El intimidante vuelo del cóndor con sus alas desplegadas en una enorme envergadura, me daba la fuerza de ser el rey de la montaña. 
Allá, arriba en el majestuoso Aconcagua danzaba, Yo, el Cóndor el pájaro más grande de los Andes  solemnes  que adoraban los indios,  era  el Dios de las alturas. 
No se permitían atacarme, y danzaban en la tierra baja como yo,  con plumas en los brazos de algún pobre ñandú a quien habían quitado su cola pero no lo habían sacrificado. Sólo cuando necesitaban alimento mataban uno. 
El floreo del ave gigantesco y los hombres podía perdurar horas mientras había luz 
Después me escondía en las cuevas de  piedra ya a descansar, había cazado por la mañana para comer antes de la noche  y ellos caían rendidos en sus chozas.
Todo hasta que llegó el feroz hombre. Arrasó con toda alma viviente, animales y porque no, las familias de cóndores.
Nos fueron diezmando, a los aborígenes y a nosotros. Treparon las alturas y llegaron . 
Nativos quedan unos pocos que viven en reservas y ahora tratan de remediar el mal hecho.   
Los animales, quedamos escasos en vía de extinción .
Los humanos despóticos que se dicen civilizados, han hecho demasiado daño que ya no se puede enmendar.

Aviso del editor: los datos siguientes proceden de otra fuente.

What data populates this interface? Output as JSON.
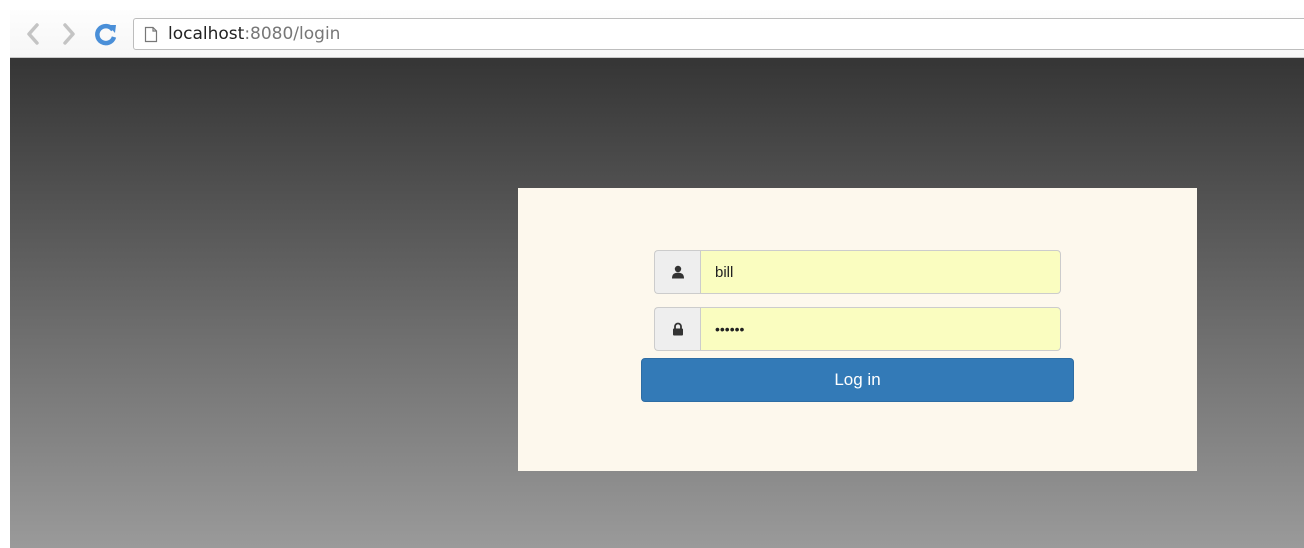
{
  "browser": {
    "url_host": "localhost",
    "url_rest": ":8080/login",
    "icons": {
      "back": "back-arrow-icon",
      "forward": "forward-arrow-icon",
      "reload": "reload-icon",
      "page": "page-icon"
    }
  },
  "login_form": {
    "username": {
      "icon": "user-icon",
      "value": "bill"
    },
    "password": {
      "icon": "lock-icon",
      "value": "••••••"
    },
    "submit_label": "Log in"
  },
  "colors": {
    "card_background": "#fdf8ed",
    "autofill_field": "#fafdc0",
    "button_primary": "#337ab7",
    "reload_icon": "#4a8fd8"
  }
}
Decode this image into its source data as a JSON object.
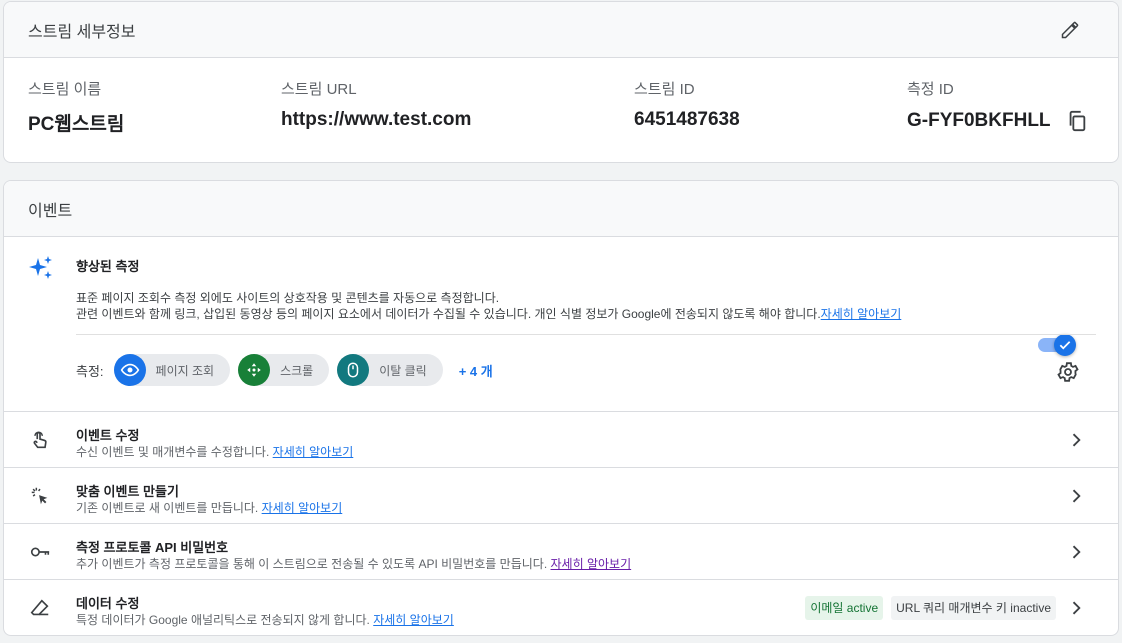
{
  "stream": {
    "title": "스트림 세부정보",
    "fields": [
      {
        "label": "스트림 이름",
        "value": "PC웹스트림"
      },
      {
        "label": "스트림 URL",
        "value": "https://www.test.com"
      },
      {
        "label": "스트림 ID",
        "value": "6451487638"
      },
      {
        "label": "측정 ID",
        "value": "G-FYF0BKFHLL"
      }
    ]
  },
  "events": {
    "title": "이벤트",
    "enhanced": {
      "title": "향상된 측정",
      "desc_line1": "표준 페이지 조회수 측정 외에도 사이트의 상호작용 및 콘텐츠를 자동으로 측정합니다.",
      "desc_line2": "관련 이벤트와 함께 링크, 삽입된 동영상 등의 페이지 요소에서 데이터가 수집될 수 있습니다. 개인 식별 정보가 Google에 전송되지 않도록 해야 합니다.",
      "learn_more": "자세히 알아보기",
      "toggle_on": true,
      "measure_label": "측정:",
      "chips": [
        {
          "label": "페이지 조회",
          "icon": "eye-icon",
          "color": "#1a73e8"
        },
        {
          "label": "스크롤",
          "icon": "scroll-arrows-icon",
          "color": "#188038"
        },
        {
          "label": "이탈 클릭",
          "icon": "mouse-icon",
          "color": "#12797f"
        }
      ],
      "more": "+ 4 개"
    },
    "rows": [
      {
        "title": "이벤트 수정",
        "desc": "수신 이벤트 및 매개변수를 수정합니다.",
        "link": "자세히 알아보기",
        "icon": "touch-icon"
      },
      {
        "title": "맞춤 이벤트 만들기",
        "desc": "기존 이벤트로 새 이벤트를 만듭니다.",
        "link": "자세히 알아보기",
        "icon": "click-sparkle-icon"
      },
      {
        "title": "측정 프로토콜 API 비밀번호",
        "desc": "추가 이벤트가 측정 프로토콜을 통해 이 스트림으로 전송될 수 있도록 API 비밀번호를 만듭니다.",
        "link": "자세히 알아보기",
        "icon": "key-icon"
      },
      {
        "title": "데이터 수정",
        "desc": "특정 데이터가 Google 애널리틱스로 전송되지 않게 합니다.",
        "link": "자세히 알아보기",
        "icon": "eraser-icon",
        "badges": [
          {
            "label": "이메일 active",
            "state": "active"
          },
          {
            "label": "URL 쿼리 매개변수 키 inactive",
            "state": "inactive"
          }
        ]
      }
    ]
  }
}
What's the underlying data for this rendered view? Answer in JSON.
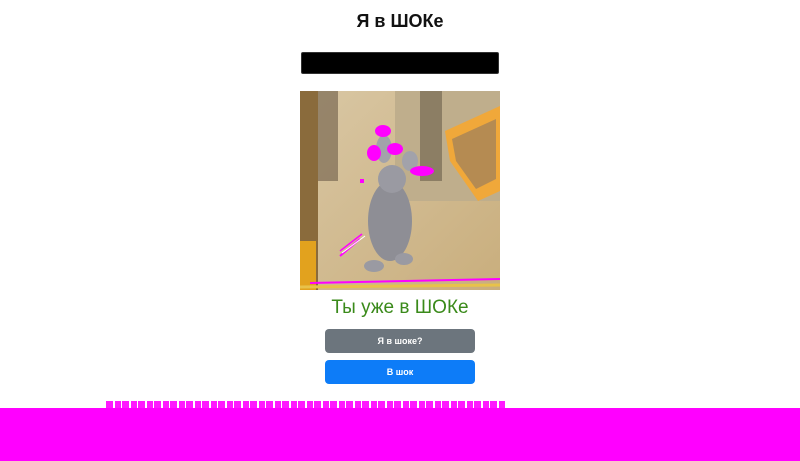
{
  "page": {
    "title": "Я в ШОКе",
    "status_text": "Ты уже в ШОКе"
  },
  "input": {
    "value": ""
  },
  "photo": {
    "icon": "shocked-hamster-image"
  },
  "buttons": {
    "am_i_shocked": "Я в шоке?",
    "to_shock": "В шок"
  },
  "colors": {
    "status_green": "#3a8a1a",
    "button_gray": "#6c757d",
    "button_blue": "#0d7cf8",
    "artifact_magenta": "#ff00ff"
  }
}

Sigo desde lo alto sobrevolando con mis alas abiertas bajando como esos otros pájaros de acero surcando los Andes infinitos a quienes no pudieron quebrar.




Rubén Amato


A tientas 
Rubén Amato

Hay cosas que nos las ves hasta que se corta la luz. Ahí es cuando aparecen los detalles, lo que jamás viste, las imperfecciones de la vida. Lo que solo se hace visible en la penumbra obligada a la que nos enfrentan las velas, o lo que queda de ellas. Esos pedazos de velas, ya usadas, que siempre están en el fondo de los cajones del bajo mesada (y recién ahí te arrepentís de no haber comprado veinte paquetes más) Ya que la linternita con luz alógena que le vendieron en el tren no la podes encontrar en el placard.

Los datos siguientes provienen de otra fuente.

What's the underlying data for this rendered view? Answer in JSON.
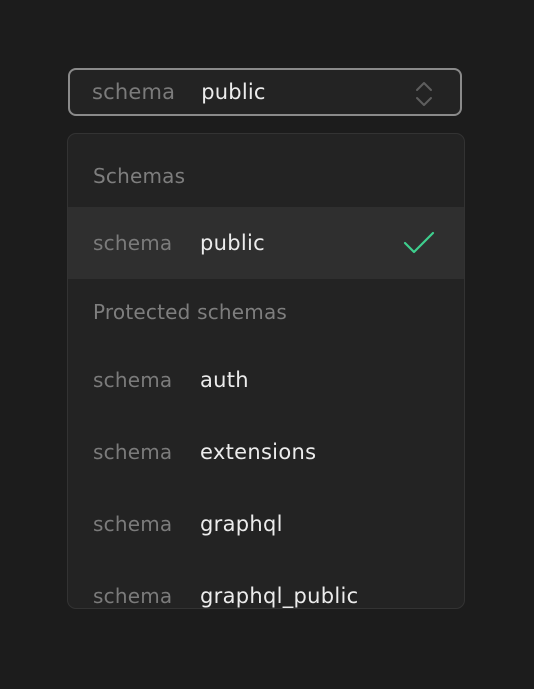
{
  "trigger": {
    "prefix": "schema",
    "value": "public"
  },
  "dropdown": {
    "groups": [
      {
        "heading": "Schemas",
        "options": [
          {
            "prefix": "schema",
            "name": "public",
            "selected": true
          }
        ]
      },
      {
        "heading": "Protected schemas",
        "options": [
          {
            "prefix": "schema",
            "name": "auth"
          },
          {
            "prefix": "schema",
            "name": "extensions"
          },
          {
            "prefix": "schema",
            "name": "graphql"
          },
          {
            "prefix": "schema",
            "name": "graphql_public"
          }
        ]
      }
    ]
  },
  "colors": {
    "background": "#1c1c1c",
    "panel": "#232323",
    "selected_row": "#2f2f2f",
    "check": "#3ecf8e",
    "muted_text": "#7b7b7b",
    "primary_text": "#ececec"
  },
  "icons": {
    "trigger": "chevron-up-down-icon",
    "selected": "check-icon"
  }
}
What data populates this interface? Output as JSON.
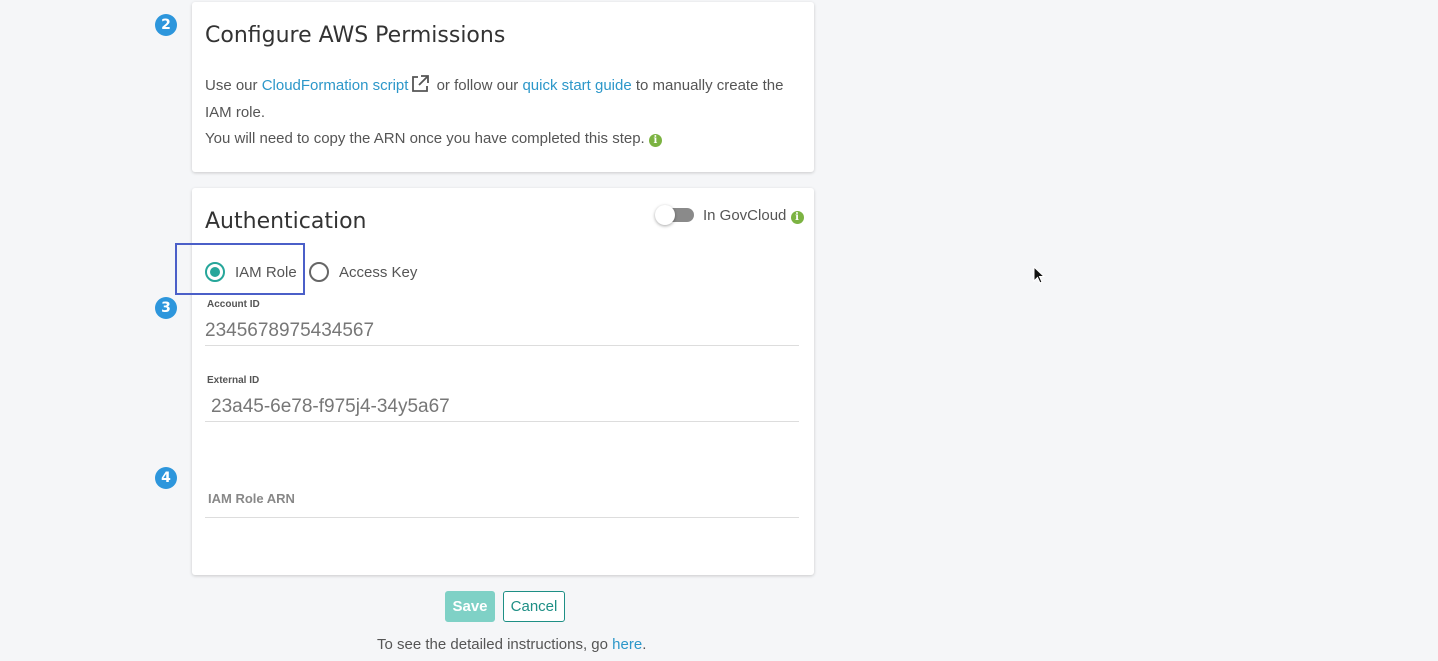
{
  "steps": {
    "configure": "2",
    "account": "3",
    "arn": "4"
  },
  "configure_card": {
    "title": "Configure AWS Permissions",
    "text_prefix": "Use our ",
    "cloudformation_link": "CloudFormation script",
    "text_middle": " or follow our ",
    "quick_start_link": "quick start guide",
    "text_suffix": " to manually create the IAM role.",
    "copy_note": "You will need to copy the ARN once you have completed this step."
  },
  "auth_card": {
    "title": "Authentication",
    "govcloud_label": "In GovCloud",
    "govcloud_enabled": false,
    "auth_options": [
      {
        "label": "IAM Role",
        "selected": true
      },
      {
        "label": "Access Key",
        "selected": false
      }
    ],
    "account_id_label": "Account ID",
    "account_id_value": "2345678975434567",
    "external_id_label": "External ID",
    "external_id_value": "23a45-6e78-f975j4-34y5a67",
    "iam_role_arn_label": "IAM Role ARN",
    "iam_role_arn_value": ""
  },
  "actions": {
    "save_label": "Save",
    "cancel_label": "Cancel"
  },
  "footer": {
    "text_prefix": "To see the detailed instructions, go ",
    "link_label": "here",
    "text_suffix": "."
  },
  "icons": {
    "step_badge_color": "#2d96dc",
    "info_color": "#7cb342",
    "accent": "#26a69a",
    "link_color": "#2c97c9",
    "info_icon": "info-icon",
    "external_link_icon": "external-link-icon"
  }
}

Esa noche todos empezamos a andar a tientas. Y lo más extraordinario ocurre en la semi – ceguera que provocan las empresas de luz. Poner la mesa después de pincharnos bastante con los tenedores y rasparnos con los tramontina y comer a media luz, pero sin romanticismo. La radio portátil, que de casualidad tiene pilas nuevas, suplanta al televisor que, al estar apagado, en su pantalla refleja una imagen fantasmal de todos nosotros, desintoxicados por una noche de tanta idiotez.
El vaivén de luces y sombras que danzan en el movimiento que provocan las velas aminora la velocidad que traíamos, nos convierte en espectros y resalta las imperfecciones de pintura, las tapas de enchufes, y los revoques.

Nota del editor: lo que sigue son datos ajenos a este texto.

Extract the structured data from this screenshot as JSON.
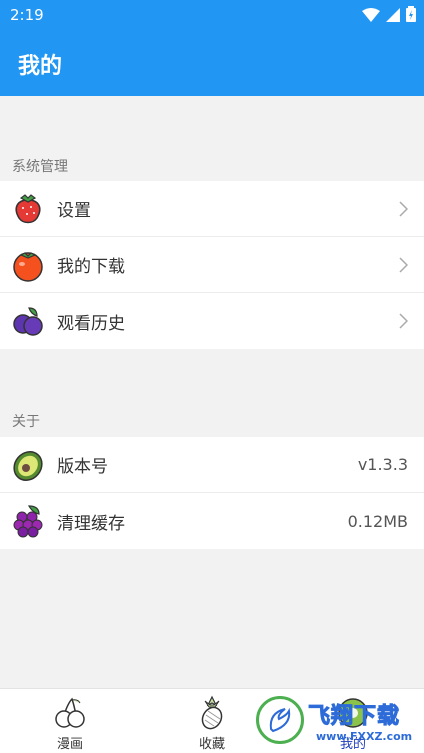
{
  "status": {
    "time": "2:19"
  },
  "app": {
    "title": "我的"
  },
  "sections": {
    "system": {
      "header": "系统管理",
      "items": [
        {
          "label": "设置",
          "icon": "strawberry-icon"
        },
        {
          "label": "我的下载",
          "icon": "tomato-icon"
        },
        {
          "label": "观看历史",
          "icon": "blueberry-icon"
        }
      ]
    },
    "about": {
      "header": "关于",
      "items": [
        {
          "label": "版本号",
          "value": "v1.3.3",
          "icon": "avocado-icon"
        },
        {
          "label": "清理缓存",
          "value": "0.12MB",
          "icon": "grape-icon"
        }
      ]
    }
  },
  "nav": {
    "items": [
      {
        "label": "漫画",
        "icon": "cherry-icon"
      },
      {
        "label": "收藏",
        "icon": "pineapple-icon"
      },
      {
        "label": "我的",
        "icon": "kiwi-icon"
      }
    ],
    "active": "我的"
  },
  "watermark": {
    "title": "飞翔下载",
    "subtitle": "www.FXXZ.com"
  },
  "colors": {
    "primary": "#2196f3",
    "active_nav": "#1f3dbd"
  }
}
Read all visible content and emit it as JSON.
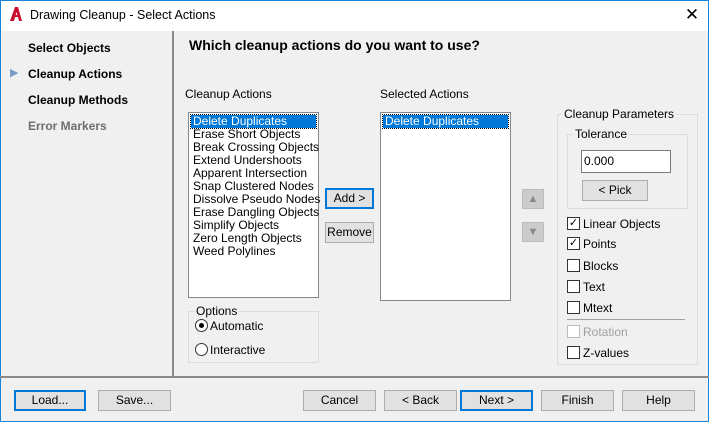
{
  "window": {
    "title": "Drawing Cleanup - Select Actions",
    "close": "✕"
  },
  "nav": {
    "items": [
      {
        "label": "Select Objects"
      },
      {
        "label": "Cleanup Actions"
      },
      {
        "label": "Cleanup Methods"
      },
      {
        "label": "Error Markers"
      }
    ],
    "current_marker": "▶"
  },
  "heading": "Which cleanup actions do you want to use?",
  "cleanup_actions": {
    "label": "Cleanup Actions",
    "items": [
      "Delete Duplicates",
      "Erase Short Objects",
      "Break Crossing Objects",
      "Extend Undershoots",
      "Apparent Intersection",
      "Snap Clustered Nodes",
      "Dissolve Pseudo Nodes",
      "Erase Dangling Objects",
      "Simplify Objects",
      "Zero Length Objects",
      "Weed Polylines"
    ]
  },
  "selected_actions": {
    "label": "Selected Actions",
    "items": [
      "Delete Duplicates"
    ]
  },
  "buttons": {
    "add": "Add >",
    "remove": "Remove",
    "up": "▲",
    "down": "▼"
  },
  "options": {
    "label": "Options",
    "automatic": "Automatic",
    "interactive": "Interactive",
    "selected": "automatic"
  },
  "params": {
    "label": "Cleanup Parameters",
    "tolerance_label": "Tolerance",
    "tolerance_value": "0.000",
    "pick": "< Pick",
    "checks": [
      {
        "label": "Linear Objects",
        "checked": true
      },
      {
        "label": "Points",
        "checked": true
      },
      {
        "label": "Blocks",
        "checked": false
      },
      {
        "label": "Text",
        "checked": false
      },
      {
        "label": "Mtext",
        "checked": false
      }
    ],
    "rotation": "Rotation",
    "zvalues": "Z-values"
  },
  "footer": {
    "load": "Load...",
    "save": "Save...",
    "cancel": "Cancel",
    "back": "< Back",
    "next": "Next >",
    "finish": "Finish",
    "help": "Help"
  }
}
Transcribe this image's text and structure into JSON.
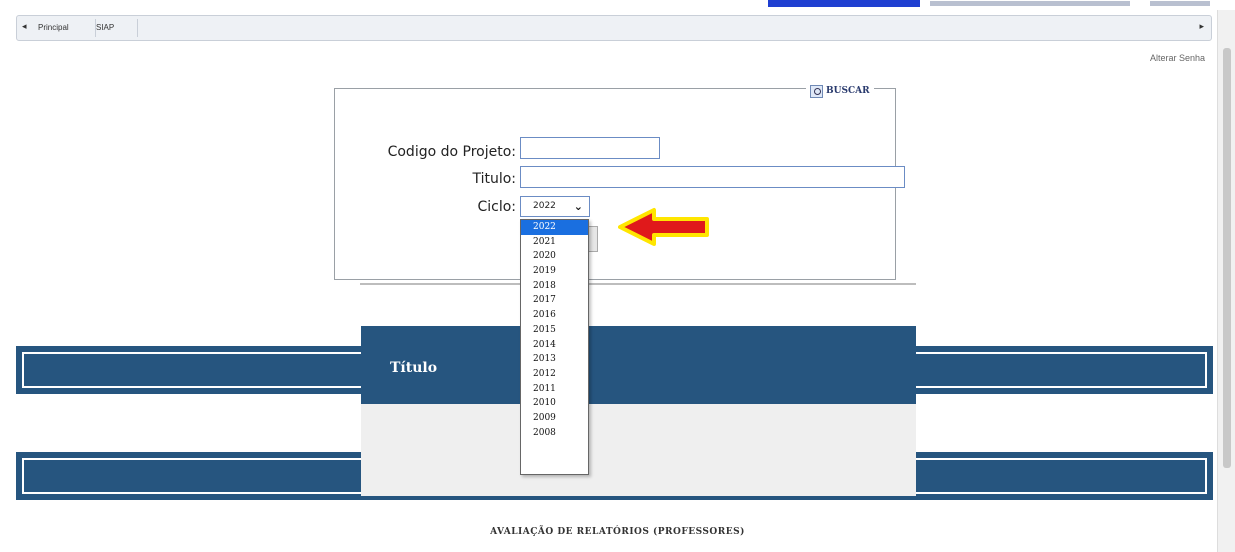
{
  "tabs": [
    "Principal",
    "SIAP"
  ],
  "header_link": "Alterar Senha",
  "search": {
    "legend": "BUSCAR",
    "fields": {
      "codigo_label": "Codigo do Projeto:",
      "titulo_label": "Titulo:",
      "ciclo_label": "Ciclo:",
      "codigo_value": "",
      "titulo_value": ""
    },
    "ciclo_selected": "2022",
    "ciclo_options": [
      "2022",
      "2021",
      "2020",
      "2019",
      "2018",
      "2017",
      "2016",
      "2015",
      "2014",
      "2013",
      "2012",
      "2011",
      "2010",
      "2009",
      "2008"
    ]
  },
  "panel": {
    "title": "Título"
  },
  "footer": "AVALIAÇÃO DE RELATÓRIOS (PROFESSORES)",
  "colors": {
    "band": "#26557f",
    "arrow_fill": "#e0191b",
    "arrow_outline": "#ffe600",
    "selected_option": "#1a6fe0"
  }
}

Mientras no se corta la luz, creemos ver y saber cómo somos a partir de los deterioros de la casa. Se aprende a caminar de nuevo por los ambientes hoy desconocidos y se descubre que los muebles estuvieron siempre en otro lugar, y que hace tiempo que aprovechan la oscuridad para moverse por milímetros jugando un jueguito perverso del que no se conocen las reglas.
Eso sí, por unas cuantas horas, aquella noche nos conectamos de otra manera. Nos volvimos a escuchar. Nos reímos de las anécdotas que antes no soportábamos, nos reímos de nuestras torpezas. Nos tratábamos mejor así, sin vernos, porque curiosamente nos alejábamos, paradójicamente, de nuestras más profundas oscuridades.


Y… por otras cuantas noches recordábamos con cierta nostalgia aquella noche tan, pero tan “luminosa”.